Porém, nunca imaginei que Gabi entraria nos delírios psicóticos de meu marido, ajudando-o a praticamente me amarrar à cama! Se antes eu conseguia, pelo menos, manter a ordem na casa, preparar as refeições e descer à sala de música para ensaiar, agora havia dois guarda-costas, ou mesmo três, se considerasse Madame Tremain, para garantir que eu não faria absolutamente nada que pudesse ser considerado um “esforço”. E esforço, para esses três, é fazer qualquer coisa além de respirar. Sim, eu quase enlouqueci por muitas vezes, e acho que fui insuportável em alguns momentos, quando o estresse e o aborrecimento, somados à instabilidade de minha emoções, me fizeram explodir com aqueles que só queriam meu bem. E até nessas horas eles são cuidadosos e compreensivos. Chega a ser irritante. Queria brigar, ralhar com alguém, pôr para fora todos os sentimentos presos, mas ninguém estava disposto a participar de uma briga. Assim, tive de me conformar.

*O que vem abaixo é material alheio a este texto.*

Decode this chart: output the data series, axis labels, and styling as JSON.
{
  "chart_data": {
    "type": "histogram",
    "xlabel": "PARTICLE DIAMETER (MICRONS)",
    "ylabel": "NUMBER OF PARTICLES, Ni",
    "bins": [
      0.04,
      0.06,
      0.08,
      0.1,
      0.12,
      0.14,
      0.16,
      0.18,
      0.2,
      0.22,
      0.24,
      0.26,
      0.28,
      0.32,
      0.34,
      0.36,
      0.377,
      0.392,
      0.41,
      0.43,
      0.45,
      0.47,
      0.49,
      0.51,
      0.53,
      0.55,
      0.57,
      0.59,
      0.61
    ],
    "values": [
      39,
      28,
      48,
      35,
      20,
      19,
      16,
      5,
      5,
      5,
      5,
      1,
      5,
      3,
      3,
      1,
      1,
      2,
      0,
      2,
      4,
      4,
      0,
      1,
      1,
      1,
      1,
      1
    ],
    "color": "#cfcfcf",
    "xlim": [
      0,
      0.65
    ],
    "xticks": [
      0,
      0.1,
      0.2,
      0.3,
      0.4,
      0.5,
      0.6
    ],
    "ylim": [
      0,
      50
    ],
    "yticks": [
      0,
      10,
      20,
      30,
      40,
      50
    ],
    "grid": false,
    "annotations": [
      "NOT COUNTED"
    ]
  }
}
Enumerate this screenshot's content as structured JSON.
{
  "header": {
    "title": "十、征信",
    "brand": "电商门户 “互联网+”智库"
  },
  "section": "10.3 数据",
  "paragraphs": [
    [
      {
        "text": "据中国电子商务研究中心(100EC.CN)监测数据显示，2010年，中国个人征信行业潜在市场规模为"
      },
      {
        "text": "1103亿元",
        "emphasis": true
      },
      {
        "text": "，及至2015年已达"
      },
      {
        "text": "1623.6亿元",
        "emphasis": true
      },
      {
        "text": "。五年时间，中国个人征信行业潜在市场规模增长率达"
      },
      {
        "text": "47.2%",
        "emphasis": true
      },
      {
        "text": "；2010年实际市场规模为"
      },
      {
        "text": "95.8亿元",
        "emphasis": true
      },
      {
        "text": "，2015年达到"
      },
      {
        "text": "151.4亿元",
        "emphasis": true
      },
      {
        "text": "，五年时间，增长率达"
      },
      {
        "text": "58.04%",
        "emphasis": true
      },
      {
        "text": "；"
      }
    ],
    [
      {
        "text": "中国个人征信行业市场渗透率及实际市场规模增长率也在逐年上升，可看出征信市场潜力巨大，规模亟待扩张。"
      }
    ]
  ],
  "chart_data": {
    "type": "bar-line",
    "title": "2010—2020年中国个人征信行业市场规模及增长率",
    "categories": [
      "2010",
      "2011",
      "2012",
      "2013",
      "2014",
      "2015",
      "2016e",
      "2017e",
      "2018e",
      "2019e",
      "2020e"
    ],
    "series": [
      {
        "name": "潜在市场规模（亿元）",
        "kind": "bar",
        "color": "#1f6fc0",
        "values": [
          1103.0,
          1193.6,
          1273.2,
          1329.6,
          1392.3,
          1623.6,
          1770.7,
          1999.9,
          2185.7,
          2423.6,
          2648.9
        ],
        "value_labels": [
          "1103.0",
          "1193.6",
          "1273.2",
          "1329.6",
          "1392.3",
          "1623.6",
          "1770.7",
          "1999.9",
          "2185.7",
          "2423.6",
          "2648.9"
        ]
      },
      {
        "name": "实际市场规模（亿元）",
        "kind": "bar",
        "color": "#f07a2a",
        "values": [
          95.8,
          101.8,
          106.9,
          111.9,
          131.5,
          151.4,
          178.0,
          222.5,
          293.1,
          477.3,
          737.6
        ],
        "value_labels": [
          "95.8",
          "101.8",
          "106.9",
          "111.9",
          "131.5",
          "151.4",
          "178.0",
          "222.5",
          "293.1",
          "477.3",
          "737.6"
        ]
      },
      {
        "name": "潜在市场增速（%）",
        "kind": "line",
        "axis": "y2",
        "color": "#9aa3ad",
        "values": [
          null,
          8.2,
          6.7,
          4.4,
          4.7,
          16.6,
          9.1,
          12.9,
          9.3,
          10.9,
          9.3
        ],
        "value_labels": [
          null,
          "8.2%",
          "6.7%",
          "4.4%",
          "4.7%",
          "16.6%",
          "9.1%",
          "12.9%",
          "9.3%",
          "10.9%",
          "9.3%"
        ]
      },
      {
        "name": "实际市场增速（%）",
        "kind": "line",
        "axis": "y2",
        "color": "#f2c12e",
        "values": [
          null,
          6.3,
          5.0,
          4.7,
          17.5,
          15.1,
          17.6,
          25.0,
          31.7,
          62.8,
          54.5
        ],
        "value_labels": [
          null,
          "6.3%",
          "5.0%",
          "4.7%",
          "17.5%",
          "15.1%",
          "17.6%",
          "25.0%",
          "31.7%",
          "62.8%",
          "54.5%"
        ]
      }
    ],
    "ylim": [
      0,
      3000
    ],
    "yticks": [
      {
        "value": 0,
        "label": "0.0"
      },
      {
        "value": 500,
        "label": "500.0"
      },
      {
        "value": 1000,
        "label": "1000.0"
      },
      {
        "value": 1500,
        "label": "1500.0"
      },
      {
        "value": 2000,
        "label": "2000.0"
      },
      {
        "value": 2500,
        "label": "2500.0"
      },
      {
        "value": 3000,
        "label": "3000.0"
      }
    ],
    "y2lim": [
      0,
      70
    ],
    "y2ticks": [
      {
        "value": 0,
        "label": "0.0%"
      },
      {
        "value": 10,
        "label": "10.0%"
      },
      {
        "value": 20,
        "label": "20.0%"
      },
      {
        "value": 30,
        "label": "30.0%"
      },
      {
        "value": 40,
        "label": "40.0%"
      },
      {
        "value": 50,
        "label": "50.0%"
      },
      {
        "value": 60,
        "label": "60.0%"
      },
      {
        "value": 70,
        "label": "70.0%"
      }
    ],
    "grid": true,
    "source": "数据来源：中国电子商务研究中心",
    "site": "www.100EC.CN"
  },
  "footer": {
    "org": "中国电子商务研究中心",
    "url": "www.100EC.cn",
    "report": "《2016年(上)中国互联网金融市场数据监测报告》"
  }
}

Quatro meses atrás, Gabrielle fez sua estreia como violinista da orquestra. É claro que eu não podia perder sua primeira performance e, pele primeira e única vez na gestação, Erik discutiu acaloradamente comigo. Mas até mesmo ele viu que eu não poderia perder a apresentação de minha abelhinha, e deixou-me ir. Foi um dia alegre e festivo, em que Gabi parecia reluzir em meio aos outros violinistas, tomado por um brilho e uma chama intensos demais para passarem despercebidos: o brilho da alegria, e a chama da paixão pela música. Meu marido tinha um sorriso orgulhoso enquanto a assistíamos, sorriso que foi logo substituído pelo puro ciúme quando Renard foi o primeiro a correr em abraçar Gabi, após a apresentação. Pobre Renard, que vive pisando em ovos para não dar ao Fantasma qualquer pretexto para o estrangular. Ah, Erik! Deixe de ser tolo, meu amado anjo! Gabrielle não é mais uma menininha, e Renard a faz feliz. Se ele faz esse drama todo por causa da cunhada, só posso imaginar como vai lidar com a adolescência de nosso filho, ou filha. Já ri sozinha muitas vezes, imaginando as cenas.

E não apenas a carreira de abelhinha progredira, como também as obras do conservatório. Agora faltava tão pouco, que era até difícil de acreditar em tal sucesso! Mas ele era bem real e, embora não pudesse mais sair para visitar o lugar, ou assistir às apresentações regulares de minha irmãzinha – tenho de reconhecer que até mesmo levantar, agora, me causava dores fortes – todos nós compartilhávamos a alegria que desta vitória advinha!

Finalmente, quando já beirava os nove meses de gravidez, o Dr. François tornou-se neuroticamente preocupado com minhas condições. Temendo que eu entrasse em trabalho de parto sem assistência médica, devido ao risco de meu útero se romper – era tão desagradável o modo como ele salientava essa hipótese... – ele insistiu em minha internação. Outra briga, da qual fui a única integrante, uma vez que Erik não discutiu: deixou-me gritar, extravasar e protestar à vontade, antes de me levar no colo até o coche e ordenar que este nos levasse ao hospital.

Assim, passei os últimos dias da gravidez sendo mimada por Gabrielle, Erik, Madame Giry, os Garotos do Beco e vários dos amigos que fiz no teatro. Não era agradável ficar acamada, mas eu sabia que a vida podia ser bem pior. Na verdade, eu não tinha direito algum de reclamar.